Presidente do Conselho de Educação Física sobre Leila: “Uma decepção geral”

Patrick Aguiar comanda a unidade regional da entidade e disse não ter sido procurado pela senadora para auxiliar categoria na quarentena

Material cedido ao Metrópoles

atualizado 03/07/2020 16:58

Embora tenha comemorado a vitória de conseguir a reabertura de academias, estúdios e boxes de atividade física, o presidente do Conselho Regional de Educação Física (Cref-7), Patrick Aguiar, criticou duramente a senadora Leila Barros (PSB-DF), nesta sexta-feira (3/7), pela falta de interesse em ajudar o segmento durante a pandemia do novo coronavírus. A parlamentar é ex-atleta olímpica, foi secretária de Esportes do DF e levanta a bandeira no Congresso Nacional em apoio aos esportistas.

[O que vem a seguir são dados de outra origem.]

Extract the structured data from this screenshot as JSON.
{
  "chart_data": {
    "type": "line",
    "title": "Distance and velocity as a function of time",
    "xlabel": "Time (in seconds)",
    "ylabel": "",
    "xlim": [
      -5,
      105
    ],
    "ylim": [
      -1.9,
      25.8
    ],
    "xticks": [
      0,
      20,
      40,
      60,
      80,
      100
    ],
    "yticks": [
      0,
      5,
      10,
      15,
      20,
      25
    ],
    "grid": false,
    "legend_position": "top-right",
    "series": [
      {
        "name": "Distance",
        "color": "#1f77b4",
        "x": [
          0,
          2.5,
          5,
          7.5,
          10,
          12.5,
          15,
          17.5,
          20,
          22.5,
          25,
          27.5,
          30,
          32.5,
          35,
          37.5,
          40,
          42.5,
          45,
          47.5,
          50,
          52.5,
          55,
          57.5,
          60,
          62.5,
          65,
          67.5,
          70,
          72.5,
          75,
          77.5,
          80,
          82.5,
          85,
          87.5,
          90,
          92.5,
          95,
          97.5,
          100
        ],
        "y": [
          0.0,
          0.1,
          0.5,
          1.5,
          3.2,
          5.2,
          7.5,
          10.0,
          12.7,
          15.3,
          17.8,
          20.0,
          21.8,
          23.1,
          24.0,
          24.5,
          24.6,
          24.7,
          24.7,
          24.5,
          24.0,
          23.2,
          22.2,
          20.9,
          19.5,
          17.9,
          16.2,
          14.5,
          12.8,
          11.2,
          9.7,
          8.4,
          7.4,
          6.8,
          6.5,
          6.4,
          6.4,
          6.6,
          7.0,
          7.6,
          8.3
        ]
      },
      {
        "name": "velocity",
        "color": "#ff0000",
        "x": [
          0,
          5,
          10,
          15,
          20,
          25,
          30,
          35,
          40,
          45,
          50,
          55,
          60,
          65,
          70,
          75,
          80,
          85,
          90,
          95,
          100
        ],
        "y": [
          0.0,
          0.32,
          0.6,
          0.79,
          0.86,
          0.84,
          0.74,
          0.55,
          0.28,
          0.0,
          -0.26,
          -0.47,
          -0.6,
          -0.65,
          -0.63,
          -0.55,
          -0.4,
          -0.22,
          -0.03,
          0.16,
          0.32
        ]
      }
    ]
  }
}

Durante entrevista concedida ao Metrópoles, o comandante regional da entidade questionou posicionamento recente da congressista, apoiada politicamente pela categoria, ao reprovar a reabertura das atividades, o que inclui as academias de esporte no Distrito Federal.

Pelas redes sociais, Leila disse considerar a decisão do governador Ibaneis Rocha (MDB) “preocupante, principalmente pelo número crescente de casos confirmados e a disponibilidade de leitos de UTI no DF”, escreveu. Ela chegou a solicitar reunião com o chefe do Executivo para tratar da decisão recente.

Para Patrick Aguiar, contudo, a declaração da senadora não levou em conta a infinidade de profissionais de educação física que permaneceram, durante toda a quarentena, sem remuneração, “sem contar aqueles que perderam os empregos com a onda de demissões”. Na internet, a categoria também disparou contra a parlamentar.

“A gente vive um momento difícil, eu consigo até entender a frase dela porque ninguém tem certeza de exatamente nada. O que eu não consigo e não vou concordar é por que a senadora não procurou o setor para saber o que precisávamos, sob quais estudos estávamos embasados para criar o protocolo de retomada das nossas atividades”, disse à coluna.

Segundo ele, “ser contra a reabertura é muito fácil. Numa visão fria, realmente é muito difícil de aceitar, se a gente se baseia no senso comum, que é a segurança da população. Mas quanto a gente que está aqui, convivendo com as pessoas que passam por grandes dificuldades, que perderam empregos, que não têm a quem recorrer, achei o posicionamento dela equivocado. Ainda mais vindo de alguém que ajudamos e eleger”, emendou.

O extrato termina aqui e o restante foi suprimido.